Elizabeth Risdon obviously loved Jesus and appreciated the outlet for her thoughts in the MBiC Gospel Banner. She gave years of her life to Christian ministry with little public recognition. The discovery of her maiden name (it might be McCuen) or an obituary, even a death notice, may open up other wholly new views on her life, which I hope someone will achieve soon. There are many such people waiting to be honoured. A near contemporary to Elizabeth Risdon, “Holy Ann” Preston (1810-1906), had her early biographer in Mrs Bingham (wife of SIM’s R V Bingham) and public (media-puffed) fame. [Not to put down Preston by any means: Helen E Bingham, An Irish Saint: The Life of Ann Preston “Holy Ann” (Toronto: William Briggs, 1st ed 1907, reprinted numerous times)]. Risdon did not have publicity or a biographer, and so my article pulls together only scraps preserved long afterward. God honours both women even if we can not.

Banner: Cecil Hall/ Spadina Avenue Hall, 381 Spadina Ave, Toronto, was one of several halls used by the Christian Workers Mission. This location was occupied by them about 1909-1913. Credit: Adam Wynne, ACO Toronto (2022)

1Russell G Moyles, The Blood and Fire in Canada: A History of the Salvation Army in the Dominion 1882-1976 (Toronto: Peter Martin Associates, 1977) p 124-128.

2Henry S Hallman, “Editorials,” Gospel Banner (November 26 1895) p 8.

3Lauren Redinger, A Tree Well Planted: The Official History of the Christian Workers’ Churches of Canada and the Associated Gospel Churches 1892-1993 (Burlington, ON: Associated Gospel Churches, 1995) p 7, 19-20.

4More details in my biography of Samuel Goudie, from McMaster Divinity College Press, Hidden in Plain Sight: Sam Goudie and the Ontario MBiC.

5Elizabeth Risdon, “Union,” Gospel Banner (October 15 1895) p 4.

6Recently Peter Philpott, an AGC founder, had his biographer, David R Elliott, From Anvil to Pulpit: P. W. Philpott’s Spiritual Journey, His Family, and His Struggles for Ethical Integrity (Parkhill, ON: Theological Resources, 2023).

7https://www.biographi.ca/en/bio/howland_william_holmes_12E.html

8Redinger, p 8.

9Gospel Banner (October 15 1895).

10https://www.betweenthecovers.com/pages/books/395759/rev-j-h-hector/broadside-announcement-2-western-new-york-prohibition-rallies-rev-j-h-hector-the-black-knight?soldItem=true

11Elizabeth Risdon, “Letter,” Gospel Banner (May 9 1899) p 12; “Report,” (January 23 1900) p 9; “Testimonies,” (February 20 1900) p 11.

12“The Strange Case of the MBiC East End Mission,” posted April 6 2024.

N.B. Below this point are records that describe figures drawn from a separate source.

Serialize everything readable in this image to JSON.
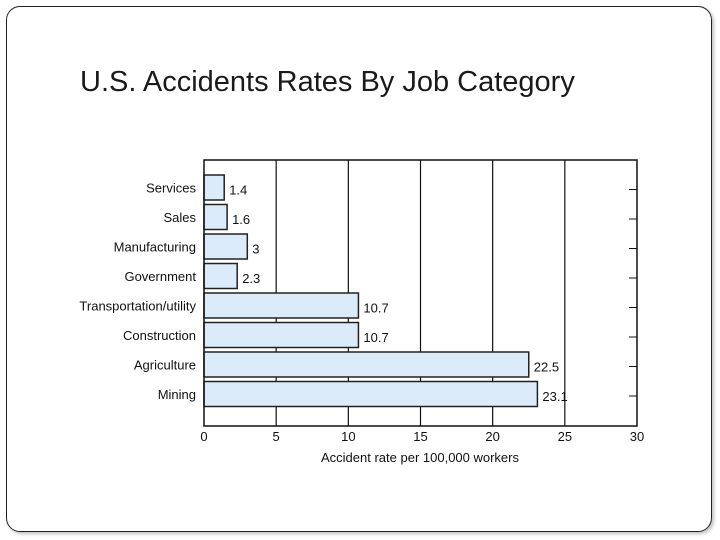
{
  "slide": {
    "title": "U.S. Accidents Rates By Job Category"
  },
  "chart_data": {
    "type": "bar",
    "orientation": "horizontal",
    "title": "U.S. Accidents Rates By Job Category",
    "xlabel": "Accident rate per 100,000 workers",
    "ylabel": "",
    "categories": [
      "Services",
      "Sales",
      "Manufacturing",
      "Government",
      "Transportation/utility",
      "Construction",
      "Agriculture",
      "Mining"
    ],
    "values": [
      1.4,
      1.6,
      3,
      2.3,
      10.7,
      10.7,
      22.5,
      23.1
    ],
    "value_labels": [
      "1.4",
      "1.6",
      "3",
      "2.3",
      "10.7",
      "10.7",
      "22.5",
      "23.1"
    ],
    "xlim": [
      0,
      30
    ],
    "xticks": [
      0,
      5,
      10,
      15,
      20,
      25,
      30
    ],
    "grid": true,
    "bar_color": "#dcebf9",
    "bar_edge_color": "#222222"
  }
}
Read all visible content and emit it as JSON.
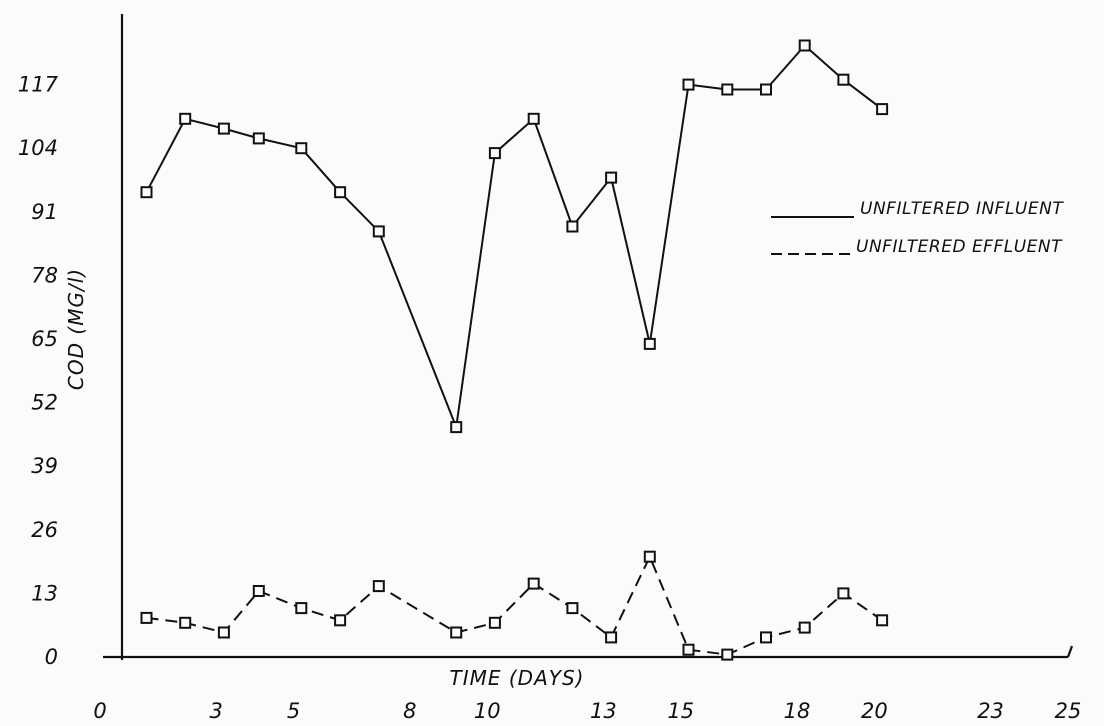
{
  "chart_data": {
    "type": "line",
    "xlabel": "TIME  (DAYS)",
    "ylabel": "COD (MG/l)",
    "x_ticks": [
      "0",
      "3",
      "5",
      "8",
      "10",
      "13",
      "15",
      "18",
      "20",
      "23",
      "25"
    ],
    "y_ticks": [
      "0",
      "13",
      "26",
      "39",
      "52",
      "65",
      "78",
      "91",
      "104",
      "117"
    ],
    "xlim": [
      0,
      25
    ],
    "ylim": [
      0,
      130
    ],
    "grid": false,
    "legend_position": "right",
    "series": [
      {
        "name": "UNFILTERED  INFLUENT",
        "line_style": "solid",
        "marker": "square",
        "x": [
          1.2,
          2.2,
          3.2,
          4.1,
          5.2,
          6.2,
          7.2,
          9.2,
          10.2,
          11.2,
          12.2,
          13.2,
          14.2,
          15.2,
          16.2,
          17.2,
          18.2,
          19.2,
          20.2
        ],
        "y": [
          95,
          110,
          108,
          106,
          104,
          95,
          87,
          47,
          103,
          110,
          88,
          98,
          64,
          117,
          116,
          116,
          125,
          118,
          112
        ]
      },
      {
        "name": "UNFILTERED  EFFLUENT",
        "line_style": "dashed",
        "marker": "square",
        "x": [
          1.2,
          2.2,
          3.2,
          4.1,
          5.2,
          6.2,
          7.2,
          9.2,
          10.2,
          11.2,
          12.2,
          13.2,
          14.2,
          15.2,
          16.2,
          17.2,
          18.2,
          19.2,
          20.2
        ],
        "y": [
          8,
          7,
          5,
          13.5,
          10,
          7.5,
          14.5,
          5,
          7,
          15,
          10,
          4,
          20.5,
          1.5,
          0.5,
          4,
          6,
          13,
          7.5
        ]
      }
    ]
  },
  "colors": {
    "ink": "#111111",
    "background": "#fbfbfb"
  }
}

13Lindsay Reynolds, Footprints: The Beginnings of the C&MA in Canada (Toronto: The C&MA in Canada, 1981) p 196. The founder of the C&MA, Canadian-born Albert B Simpson, thought he was steering between Keswick and Wesleyan holiness theologies in a more biblical track, but most observers find little difference between his brand and Keswick (“Deeper Life”) teachings. I wonder if Mrs Risdon was aware of these affinities?

14Reynolds, p 198.

15Reynolds, p 198. Reynolds does not mention his sources for Mrs Risdon’s contribution; likely Alliance publications.

16Two appeared in 1903: a devotional, Gospel Banner (May 16 1903) p 2, and “Retrospective,” (June 20 1903) p 15, which has a few biographical references, unfortunately not very specific.

17Elizabeth Risdon, “Keep Thyself Pure,” Gospel Banner (February 1 1912) p 3. The later article, from (March 28 1912) p 1-2, includes a dream she experienced during a time of trials; again, not dated.

One response to “Mrs Elizabeth Risdon: Mystery Woman, Part 2”

  1. samjaysteiner Avatar
    samjaysteiner

    You’ve done some excellent research on this woman, Clare. I hope you can finally completely identify her!